I was just so overjoyed to have a daycare professional say positive things about my kid. I got a little weepy when she talked about how great he was doing there. I think the other daycare experience filled me with a tremendous amount of shame.

Speaking of shame, I'm working out everyday, but I'm still gaining my weight back. Also, I haven't painted in weeks. Also, I still don't have a job. I really thought I'd be hired by now. I guess the tv news is right, things are the worse they've been in 34 years.

Meeting Mr. Claus

Things to remember for next year's trip to see Santa:

#1. Don't go on Christmas Eve day. In fact, avoid the Burbank Mall entirely on December 24th. T'was madness. Like being trapped in a Hieronymus Bosch painting, but with cheesy holiday decor.

#2. Have back up. We waited in line for over 90 minutes. It was just me and Cooper and as I scanned the long, long, long (one more) long line, I saw that it was mostly parent "A" holding a spot while parent "B" was off occupying their child. Good plan. Wish I'd thought of it.

#3. Have toys on hand. All I had for Cooper to play with during that painfully slow-going hour and a half was some spare change. He got 17 minutes of joyous play out of five quarters, three dimes and 2 nickles.

He did the best he could, but Cooper became agitated and cranky and grouchy, all at the same time! I nearly gave up at mid-line. I thought, "Next year is fine. He won't even remember this."

But then Santa stood up and waved to all of us in line. I heard Coop say with such clarity, "SANTA?!" He tried to get Santa's attention by yelling lines from the classic stop-motion animated version of 'Rudolph the Red Nosed Reindeer,' which had quickly become his fave holiday film.

Picture my kid yelling these lines at the top of his lungs at Santa's throne while other children are sitting on his lap and making memories:

"You have a SHINY NOSE?"

"You a MISFIT?"

"You a SNOWMAN!"

"You can't fire me, I QUIT!"

The last one made me laugh.
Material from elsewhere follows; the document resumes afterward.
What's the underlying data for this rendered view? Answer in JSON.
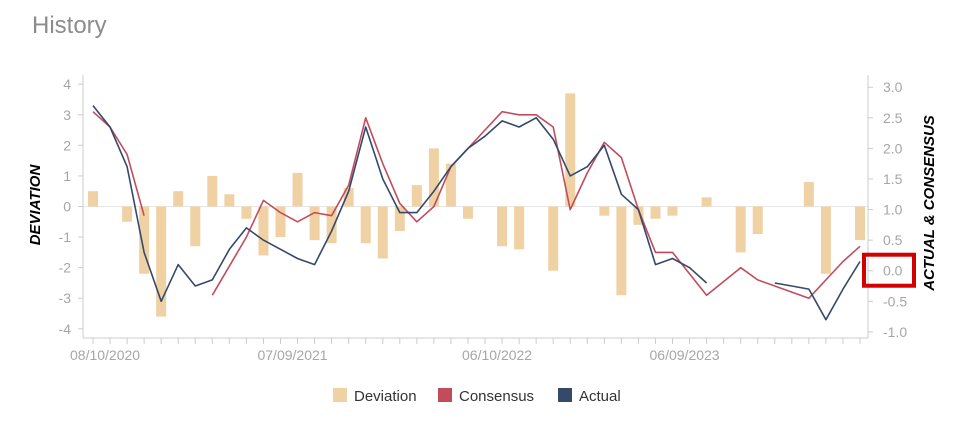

The little dentist elf sings it with gusto and my child captures the feeling behind the line perfectly. Cooper deserved a chance to meet the big man in the red suit, so we hung in there.



We finally got to the front of the line and Mr. Cooper could hardly speak. He didn't say a word to Santa. He became shy and quiet. Look at the little hands and the closed mouth. After all the freaking out and the screaming, I was shocked that he became so docile.

But then again, it is Santa. He is magic.